Mein 9 Jähriges Ich lacht fröhlich in die Kamera, neben mir steht ein Schulfreund, der mich mit seinen Grimassen zum Lachen bringt. Im Hintergrund rennen andere Kinder, einige sind als Cowboys verkleidet. Es war ein schöner Tag.

Bevor meine Mutter mir eine Antwort auf die Frage gibt, schaltet sie den Fernseher aus. Urplötzlich scheint sie aus ihrer Starre erlöst worden zu sein.

„Geh nach oben Lucia." Mum wischt sich mit ihrer Hand über das Gesicht. Hat ... hat sie etwa geweint?

„Aber ..."

„Geh nach oben Lucia. Wir reden später."

„Bin ich nicht alt genug, dass du endlich mit mir über den Tag redest?" Meine Stimme wird trotzgier. Ich bin kein kleines Kind mehr.

„Lucia. Ich habe gesagt, dass du nach oben gehen sollst. Geh." Die strenge in ihrer Tonlage macht mich wütend. Warum redet sie nicht einfach mit mir? Ich hasse Lügen. Ich hasse es, nicht die ganze Wahrheit zu kennen.

„Gut." Ruckartig drehe ich mich um und verlasse das Zimmer. Ich will mich nicht streiten ... obwohl ... doch. Genau das will ich.

Aber ...

Sie ist meine Mutter.
Und wir beide haben in letzter Zeit viel durchgemacht.
Außerdem ... ist er sicher noch in der Nähe.

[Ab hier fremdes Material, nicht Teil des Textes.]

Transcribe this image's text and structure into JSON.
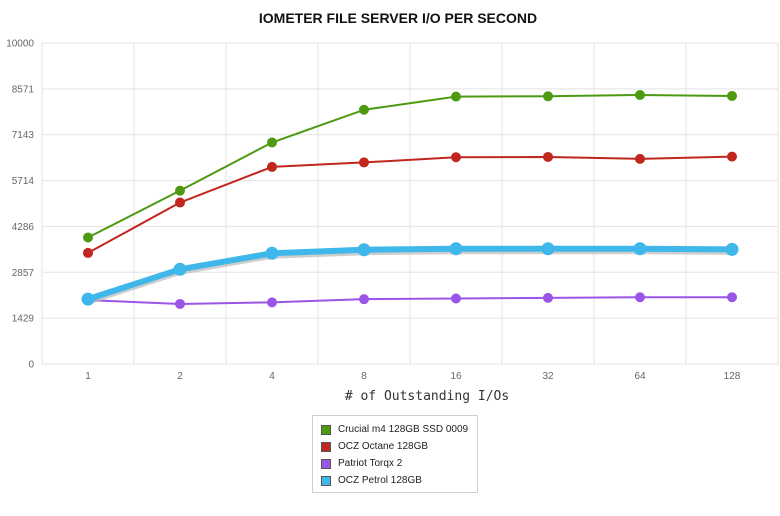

Frustriert stapfe ich die Treppen nach oben, die Tür zu meinem Zimmer knalle ich hinter mir zu, ich will dass sie weiß, dass ich sauer bin. Ich will einfach nur Egoistisch sein.

Egoistisch.
Selbstsüchtig.
...

Wieso regt mich das ganze eigentlich so auf?
Vielleicht weil meine Mutter mich schon damals angelogen hat, als sie meinte, die Familie Woods sei einfach nur weggezogen?
Aber ...
Sie hat es getan, um mich nicht zu verletzten ...
Vielleicht auch, weil es der Tropfen ist, der das Fass zum Überlaufen bringt? Ich habe schließlich sonst kein Ventil, an dem ich es ablassen kann ...

Ich fühle mich schlecht. Schuldgefühle plagen mich. Meine Mutter wird es mir bestimmt erklären. Bestimmt. Ich muss sie nur drauf ansprechen.
Mit dem Rücken an der Wand rutsche ich langsam auf den Boden. Die Schmerzen von meinen Körper ignoriere ich.

Billys Geburtstag.
Was war genau an Billys Geburtstag.

Meinen Hinterkopf schlage ich gegen die Wand. Wieso fällt es mir so schwer mich zu erinnern?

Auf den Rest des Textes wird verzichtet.